Ah, ok. If the larger amount of space is available the underlying call to 
page_frag_cache_refill() ends up being very low overhead. So I agree with 
you: it's ok to call mptcp_page_alloc_prepare() a second time.

>
>>
>>> +            if (!page)
>>>                 goto wait_for_memory;
>>>
>>> -            dfrag = mptcp_carve_data_frag(msk, pfrag, pfrag->offset);
>>> +            dfrag = mptcp_carve_data_frag(msk, page, offset);
>>>             frag_truesize = dfrag->overhead;
>>> +            va += dfrag->overhead;
>>>         }
>>>
>>>         /* we do not bound vs wspace, to allow a single packet.
>>>          * memory accounting will prevent execessive memory usage
>>>          * anyway
>>>          */
>>> -        offset = dfrag->offset + dfrag->data_len;
>>> -        psize = pfrag->size - offset;
>>> +        psize = size - frag_truesize;
>>>         psize = min_t(size_t, psize, msg_data_left(msg));
>>>         psize = min_t(size_t, psize, copy_limit);
>>>         total_ts = psize + frag_truesize;
>>> @@ -1866,8 +1884,7 @@ static int mptcp_sendmsg(struct sock *sk, struct msghdr *msg, size_t len)
>>>         if (!sk_wmem_schedule(sk, total_ts))
>>>             goto wait_for_memory;
>>>
>>> -        ret = do_copy_data_nocache(sk, psize, &msg->msg_iter,
>>> -                       page_address(dfrag->page) + offset);
>>> +        ret = do_copy_data_nocache(sk, psize, &msg->msg_iter, va);
>>>         if (ret)
>>>             goto do_error;
>>>
>>> @@ -1876,7 +1893,6 @@ static int mptcp_sendmsg(struct sock *sk, struct msghdr *msg, size_t len)
>>>         copied += psize;
>>>         dfrag->data_len += psize;
>>>         frag_truesize += psize;
>>> -        pfrag->offset += frag_truesize;
>>>         WRITE_ONCE(msk->write_seq, msk->write_seq + psize);
>>>
>>>         /* charge data on mptcp pending queue to the msk socket
>>> @@ -1884,11 +1900,15 @@ static int mptcp_sendmsg(struct sock *sk, struct msghdr *msg, size_t len)
>>>          */
>>>         sk_wmem_queued_add(sk, frag_truesize);
>>>         if (!dfrag_collapsed) {
>>> -            get_page(dfrag->page);
>>> +            page_frag_alloc_commit(pfrag, offset, frag_truesize);
>>
>> It would be more efficient (but more complicated) to defer the commit 
>> until the loop is done or the maximum frag size is reached.
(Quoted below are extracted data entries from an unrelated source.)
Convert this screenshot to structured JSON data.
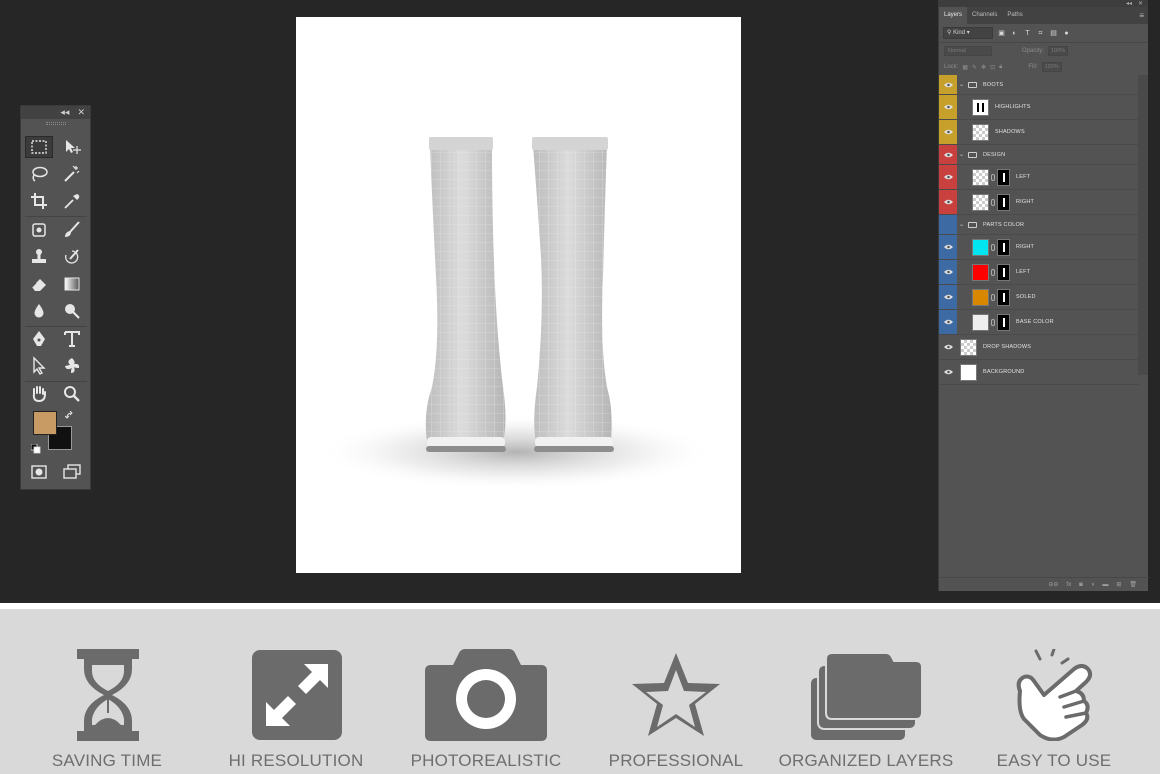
{
  "colors": {
    "workspace": "#262626",
    "panel": "#535353",
    "foreground_swatch": "#c89a64",
    "background_swatch": "#111111",
    "group_boots": "#c7a02c",
    "group_design": "#c8413f",
    "group_parts": "#3d6aa3",
    "color_right": "#00e5f0",
    "color_left": "#ff0000",
    "color_soled": "#d88800",
    "feature_icon": "#6b6b6b"
  },
  "tools_panel": {
    "collapse_label": "◂◂",
    "close_label": "✕"
  },
  "layers_panel": {
    "tabs": [
      "Layers",
      "Channels",
      "Paths"
    ],
    "kind_label": "Kind",
    "blend_mode": "Normal",
    "opacity_label": "Opacity:",
    "opacity_value": "100%",
    "lock_label": "Lock:",
    "fill_label": "Fill:",
    "fill_value": "100%",
    "layers": [
      {
        "name": "BOOTS",
        "type": "group",
        "group": "boots"
      },
      {
        "name": "HIGHLIGHTS",
        "type": "layer",
        "group": "boots",
        "thumb": "mask"
      },
      {
        "name": "SHADOWS",
        "type": "layer",
        "group": "boots",
        "thumb": "checker"
      },
      {
        "name": "DESIGN",
        "type": "group",
        "group": "design"
      },
      {
        "name": "LEFT",
        "type": "smart",
        "group": "design"
      },
      {
        "name": "RIGHT",
        "type": "smart",
        "group": "design"
      },
      {
        "name": "PARTS COLOR",
        "type": "group",
        "group": "parts"
      },
      {
        "name": "RIGHT",
        "type": "color",
        "group": "parts",
        "color": "#00e5f0"
      },
      {
        "name": "LEFT",
        "type": "color",
        "group": "parts",
        "color": "#ff0000"
      },
      {
        "name": "SOLED",
        "type": "color",
        "group": "parts",
        "color": "#d88800"
      },
      {
        "name": "BASE COLOR",
        "type": "color",
        "group": "parts",
        "color": "#efefef"
      },
      {
        "name": "DROP SHADOWS",
        "type": "layer",
        "group": "none",
        "thumb": "checker"
      },
      {
        "name": "BACKGROUND",
        "type": "layer",
        "group": "none",
        "thumb": "white"
      }
    ]
  },
  "features": [
    {
      "label": "SAVING TIME",
      "icon": "hourglass-icon"
    },
    {
      "label": "HI RESOLUTION",
      "icon": "expand-arrows-icon"
    },
    {
      "label": "PHOTOREALISTIC",
      "icon": "camera-icon"
    },
    {
      "label": "PROFESSIONAL",
      "icon": "star-icon"
    },
    {
      "label": "ORGANIZED LAYERS",
      "icon": "folders-icon"
    },
    {
      "label": "EASY TO USE",
      "icon": "hand-tap-icon"
    }
  ]
}
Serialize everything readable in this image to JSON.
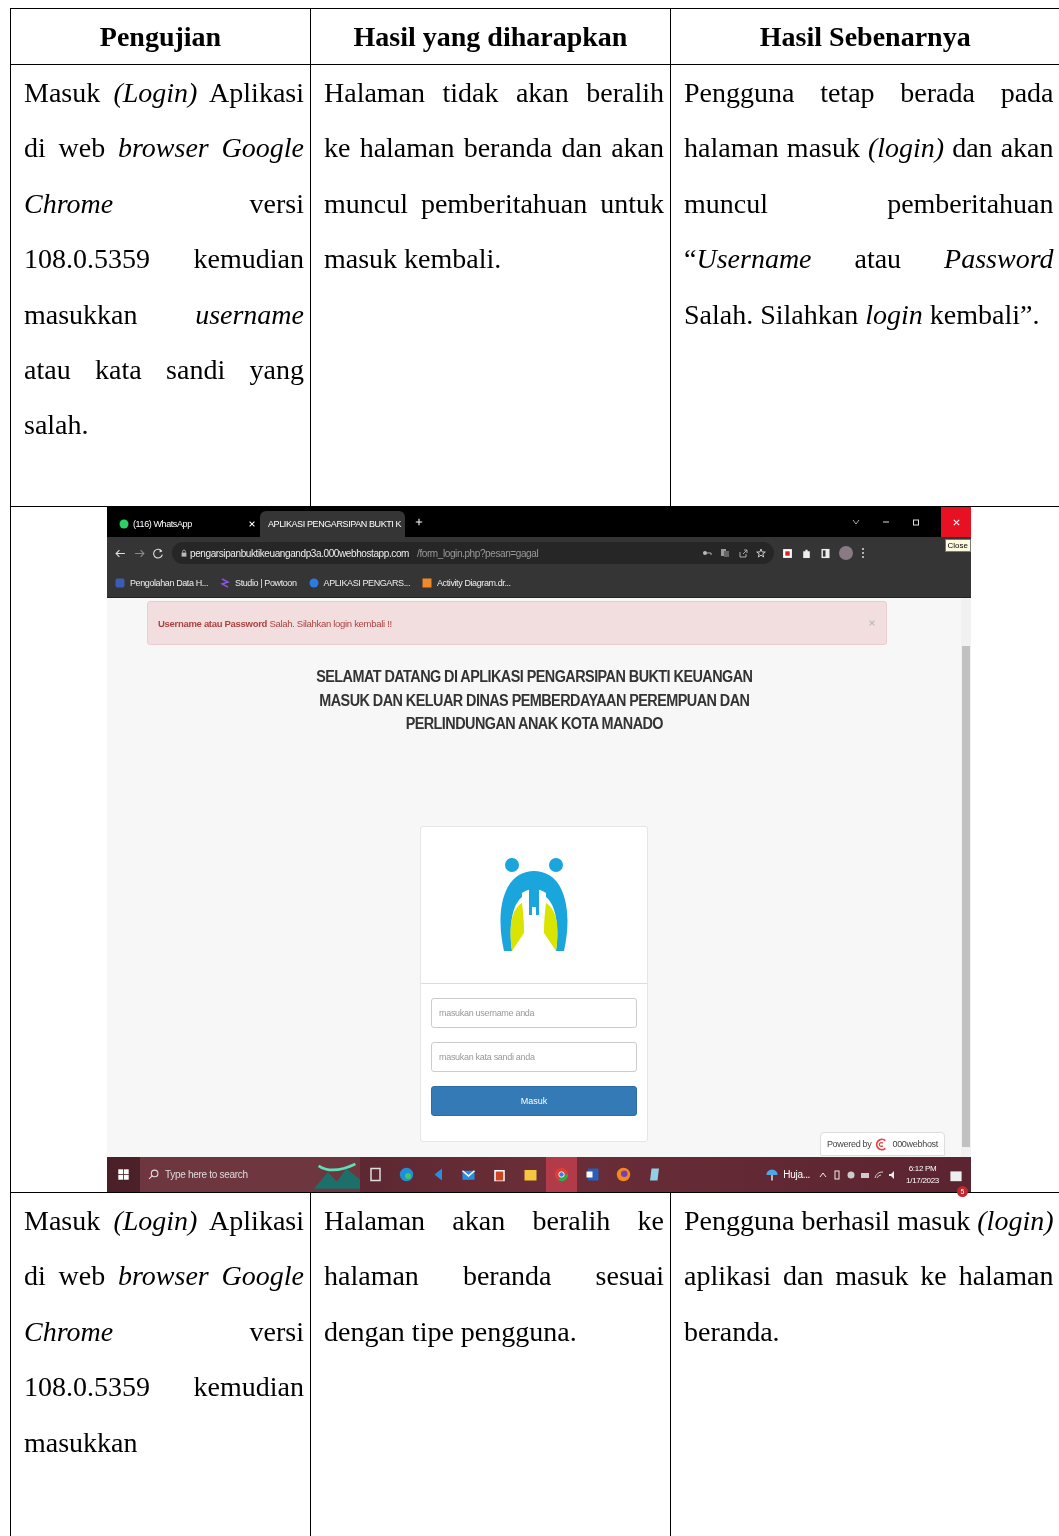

This would 
>> perform more like the older code, which only had to call refill when 
>> mptcp_frag_can_collapse_to() returned false.
>
> page_frag_alloc_commit() is a inlined helper, it does not seems
> to be an issue here as it is updating the reference counting
> and offset as the old code does with less overhead.
>

I wasn't concerned as much about the direct cost of the inlined 
page_frag_alloc_commit() helper, it was that we could make fewer prepare 
calls if the commit was deferred as long as possible. As we discussed 
above, I see now that the prepare is not expensive when there is more 
space available in the current frag.

> Maybe what we could do is to do the prepare in the inline
> helper instead of a function when cache is enough, so that
> we can avoid a function call as the old code does, as an
> inlined function requires less overhead and is generally
> faster than a function call.
>
> But that requires more refactoring, as this patchset is bigger
> enough now, I guess we try it later if it is possible.

A more generic (possible) optimization would be to inline some of 
page_frag_cache_refill(), but I'm not sure the code size tradeoff is 
worth it - would have to collect some data to find out for sure!

Thanks,

Mat